June 1, 2024 | David F. Coppedge

Archive: Mars, Pulsars, DNA, Mammals, More

These articles from late May 2002 still hold interest for CEH readers. What issues from 22 years ago remain the same today?

Note: Some links may no longer work.


DNA Translation Machinery Is the Major Cell Building Project   05/31/2002
“The ribosomal RNA [rRNA] genes encode the enzymatic scaffold of the ribosome and thereby perform perhaps the most basic of all housekeeping functions. However, recent data suggests that they might also control important aspects of cell behavior.” Thus begins a minireview in the May 31 issue of Cell, which says that one of the biggest, if not the ultimate, cellular subsystem is preparing and controlling the machinery to translate DNA into proteins:

An actively cycling eukaryotic cell expends between 35% and 60% of its total nuclear transcription effort in making the 18S, 5.8S, and 28S ribosomal RNAs (rRNA) (Paule, 1998 , and references therein). The 5S rRNA and the small nucleolar RNAs required for ribosome biogenesis, account for another 10% to 20%. Thus, the assembly of the translational machinery occupies around 80% of nuclear transcription in yeast, while in the proliferating mammalian cell as much as 50% is dedicated to this goal. Even relatively small changes in this commitment are likely to have extensive repercussions on the cell’s economy, limiting proliferation rates and perhaps even cell fate. … Though little is known of the changes that occur in vivo, one would suspect that, given the longevity of ribosomes and the highly variable proliferation rates of different somatic cell types, rRNA transcription rates must be regulated over a wide range if neither a ribosome deficit nor an overproduction is to occur.

The minireview by Tom Moss and Victor Stefanovsky, “At the Center of Eukaryotic Life,” goes on to describe many functions of ribosomal RNA, including regulatory functions previously unknown. rRNA molecules appear to silence some genes, a mystery that may be explained by having backup copies available in case damage occurs to the highly active rRNA genes. They conclude, “Recent work argues that the rRNA genes are not simply bystanders in the decisions on cell fate. Understanding the regulatory network surrounding the rRNA genes is then an essential part of understanding cell growth regulation. It may even turn out that the housekeeper is in fact keeping the house.”

Housekeeper? Doesn’t that imply intelligent design? Here is another subsystem that was considered a “bystander” but turns out to be a high-level manager. Without tight management performed by rRNA, the cell would die.

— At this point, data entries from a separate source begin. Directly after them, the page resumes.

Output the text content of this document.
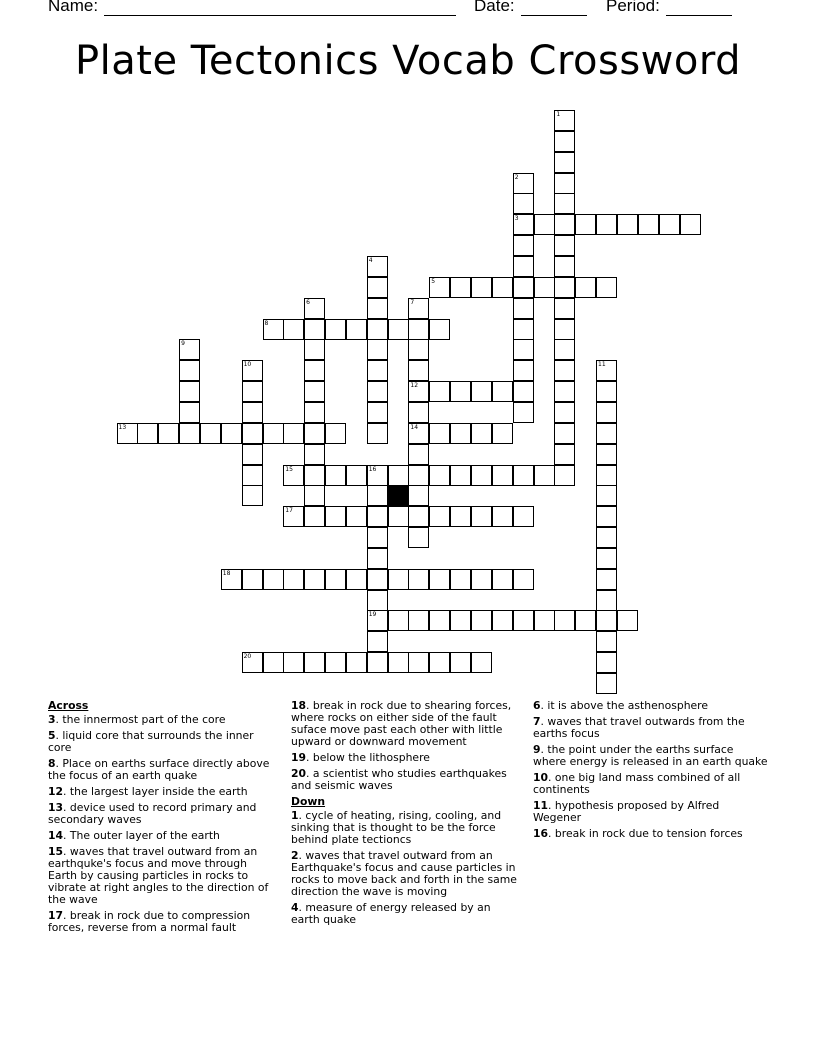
Name:	Date:	Period:
Plate Tectonics Vocab Crossword
1
2
3
4
5
6	7
12
14
8
9
10	11
13
15	16
19
17
18
20
Across
3. the innermost part of the core
5. liquid core that surrounds the inner core
8. Place on earths surface directly above the focus of an earth quake
12. the largest layer inside the earth
13. device used to record primary and secondary waves
14. The outer layer of the earth
15. waves that travel outward from an earthquke's focus and move through Earth by causing particles in rocks to vibrate at right angles to the direction of the wave
17. break in rock due to compression forces, reverse from a normal fault
18. break in rock due to shearing forces, where rocks on either side of the fault suface move past each other with little upward or downward movement
19. below the lithosphere
20. a scientist who studies earthquakes and seismic waves
Down
1. cycle of heating, rising, cooling, and sinking that is thought to be the force behind plate tectioncs
2. waves that travel outward from an Earthquake's focus and cause particles in rocks to move back and forth in the same direction the wave is moving
4. measure of energy released by an earth quake
6. it is above the asthenosphere
7. waves that travel outwards from the earths focus
9. the point under the earths surface where energy is released in an earth quake
10. one big land mass combined of all continents
11. hypothesis proposed by Alfred Wegener
16. break in rock due to tension forces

Notice how much equipment and design goes into translation of DNA, which speaks of a language convention (see our May 22 commentary), another indicator of design. Evolutionists imagine all this complex equipment originating from simple RNA ribozymes, which show (under controlled lab conditions) a little activity and replication, but there is a tremendous gap in complexity between artificial ribozymes and the machinery found in single-celled eukaryotes, like yeast. How did yeast figure out it might be good to have hundreds of backup copies, and evolve the equipment to keep them locked up until an emergency? These are capabilities far in excess of what is needed for survival. Yet evolutionists ask us to believe this complexity arose by a process that can’t even add 1.5% length to a bird beak in 30 years. Natural selection, wandering aimlessly in the dark, is wholly incapable of such complex, interdependent operations.


Mouse Genome Released; Overturns Evolutionary Notions   05/31/2002
The full genome of the mouse has been released, and “already long-held notions are being overturned,” writes Elizabeth Pennisi writing in the May 31 online edition of Science. The 1970’s picture of a genome as being a string of genes linked together, for one, has been overturned in the last 30 years as scientists realize that there are long sections of non-coding DNA, parts that have been duplicated or inserted or transposed, and more. Another surprise is that some of these non-coding regions, which evolutionists thought were free to mutate without harming the organism, appear conserved between human and mouse, and that different parts of the genome appear to mutate at radically different rates if animals diverged from a common ancestor. Evolutionary biologists appear to be in for hard times explaining some of the findings. “For one,” writes Pennisi, “it will complicate the work of evolutionary biologists, who often attempt to date when new species emerged using so-called molecular clocks. These clocks depend on the relative number of mutations in a species and are based on the premise that they ‘tick’ at a constant rate throughout the history of the DNA. A number of skeptics have questioned the reliability of these clocks (Science, 5 March 1999, p. 1435), and the new findings could provide them with new ammunition.”

We’ve been reporting this fact for months (see Feb 26 and Oct 1, for instance). The picture is complicated and confusing, certainly not what one would expect if evolution were true. Whatever the genome story is telling, it is not a simple evolutionary tale. “Genomes are evolving in a completely nonuniform way,” complains one biologist, and another mourns that the wide variation in mutation rates in non-coding regions is “a complication we didn’t anticipate.” Maybe it would make more sense if they looked at the genomes with a focus on function rather than phylogeny; i.e., intelligent design instead of evolution.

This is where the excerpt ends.